The proposed research is organized around two different fronts of activity: (1) Preparatory and exploratory work towards the study of the Large Scale Structure (LSS) as sampled by ongoing and future surveys like J-PLUS, J-PAS, Euclid and SKA, and (2) analysis of secondary anisotropies in the microwave maps of QUIJOTE, together with preparatory work in the context of LiteBIRD, the only space mission targeting the intrinsic B-type polarization modes of the Cosmic Microwave Background radiation (CMB). 

In the first part we address the computation of realistic cosmological forecasts for the 2D and 3D clustering of J-PAS, by applying our pipelines on realistic mocks that resemble the galaxy samples characterized in the ~1 sq.deg area covered by miniJPAS. While a great part of the pipelines are in place, realistic mocks must be built, upon which optimizing our clustering estimators. These tasks are critical if we are to guarantee J-PAS' cosmological constraints at the time data arrive. We also explore further the potential of the angular redshift fluctuations (ARF), an extremely promising cosmological observable introduced by our group, in the context of the J-PLUS, J-PAS, Euclid, and SKA missions.
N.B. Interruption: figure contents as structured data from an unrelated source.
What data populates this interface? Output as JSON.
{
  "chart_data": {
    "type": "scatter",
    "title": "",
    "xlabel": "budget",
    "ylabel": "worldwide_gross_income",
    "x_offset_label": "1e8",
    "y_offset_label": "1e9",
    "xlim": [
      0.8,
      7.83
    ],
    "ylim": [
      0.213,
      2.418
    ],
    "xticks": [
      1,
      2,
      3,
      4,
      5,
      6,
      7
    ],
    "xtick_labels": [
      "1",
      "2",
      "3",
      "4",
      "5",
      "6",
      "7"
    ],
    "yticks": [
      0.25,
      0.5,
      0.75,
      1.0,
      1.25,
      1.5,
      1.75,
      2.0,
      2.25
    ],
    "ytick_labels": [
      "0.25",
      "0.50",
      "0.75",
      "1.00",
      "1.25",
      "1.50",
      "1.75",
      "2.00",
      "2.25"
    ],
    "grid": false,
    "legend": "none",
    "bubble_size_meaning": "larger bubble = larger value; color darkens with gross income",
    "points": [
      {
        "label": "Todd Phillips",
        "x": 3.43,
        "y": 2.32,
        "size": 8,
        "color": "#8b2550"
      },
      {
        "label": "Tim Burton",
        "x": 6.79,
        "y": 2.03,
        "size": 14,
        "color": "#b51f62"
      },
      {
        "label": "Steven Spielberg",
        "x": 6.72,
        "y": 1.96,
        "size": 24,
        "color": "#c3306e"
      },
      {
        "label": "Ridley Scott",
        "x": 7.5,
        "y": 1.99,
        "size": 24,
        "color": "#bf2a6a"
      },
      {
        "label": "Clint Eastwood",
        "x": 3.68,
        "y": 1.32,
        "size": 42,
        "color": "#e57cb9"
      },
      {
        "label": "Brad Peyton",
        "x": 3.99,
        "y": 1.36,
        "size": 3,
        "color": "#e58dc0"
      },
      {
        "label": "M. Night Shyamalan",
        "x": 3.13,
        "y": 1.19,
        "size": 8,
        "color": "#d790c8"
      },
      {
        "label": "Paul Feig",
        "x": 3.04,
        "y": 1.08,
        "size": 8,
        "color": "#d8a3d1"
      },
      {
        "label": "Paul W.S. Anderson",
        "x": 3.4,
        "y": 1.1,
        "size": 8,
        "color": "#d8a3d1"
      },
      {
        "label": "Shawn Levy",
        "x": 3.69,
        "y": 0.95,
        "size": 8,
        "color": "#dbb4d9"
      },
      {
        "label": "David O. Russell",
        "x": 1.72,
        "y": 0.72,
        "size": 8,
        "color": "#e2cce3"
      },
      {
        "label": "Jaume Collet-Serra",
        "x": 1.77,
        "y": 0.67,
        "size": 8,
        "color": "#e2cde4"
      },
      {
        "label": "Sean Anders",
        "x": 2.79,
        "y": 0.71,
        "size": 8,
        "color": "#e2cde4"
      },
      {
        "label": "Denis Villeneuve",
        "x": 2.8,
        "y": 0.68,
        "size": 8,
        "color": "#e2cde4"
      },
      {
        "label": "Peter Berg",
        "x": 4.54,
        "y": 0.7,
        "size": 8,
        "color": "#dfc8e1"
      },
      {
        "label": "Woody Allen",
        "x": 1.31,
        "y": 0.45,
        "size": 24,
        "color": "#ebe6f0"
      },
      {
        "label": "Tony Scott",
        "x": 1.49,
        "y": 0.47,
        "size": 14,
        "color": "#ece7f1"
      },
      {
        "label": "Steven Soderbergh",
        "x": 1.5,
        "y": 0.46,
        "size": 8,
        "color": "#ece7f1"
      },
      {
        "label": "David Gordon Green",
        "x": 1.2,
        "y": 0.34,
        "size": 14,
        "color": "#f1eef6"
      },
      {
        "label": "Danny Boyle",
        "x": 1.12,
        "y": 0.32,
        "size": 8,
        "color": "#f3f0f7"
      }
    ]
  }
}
In the second part, we use CMB data (as collected by the QUIJOTE experiment) and upcoming CMB missions to address two major cosmological questions that remain unanswered: (1) is the radio-excess detected at 1-10 GHz by ARCADE-2 real? If so, does it correlate to extra-galactic structure? (2) How did the first stars pollute the medium with molecules and atoms? At what epochs? The first question can be (at least partially) addressed as of today with QUIJOTE intensity maps at 11, 13, 17, and 19 GHz. But actually these QUIJOTE maps also address the second question, since they open a window to the CO J1->0 integrated emission at redshift z\in[5,9]. While probably the CO J1->0 emission falls below QUIJOTE's sensitivity, the future LiteBIRD mission may actually be able to constrain the metal pollution at redshifts z\in[5,500], since it may be sensitive to the resonant scattering of CMB photons on transitions like CII 158 mu, OI 63 mu, OIII 188 mu, etc. This project attempts to compute the first forecasts on LiteBIRD's sensitivity to the very first metals and molecules in the universe.

For the development of this project, this proposal is applying for two postdocs (one for LSS, one for CMB research) and a PhD student (to focus on the study on theoretical and observational aspects of angular redshift fluctuations).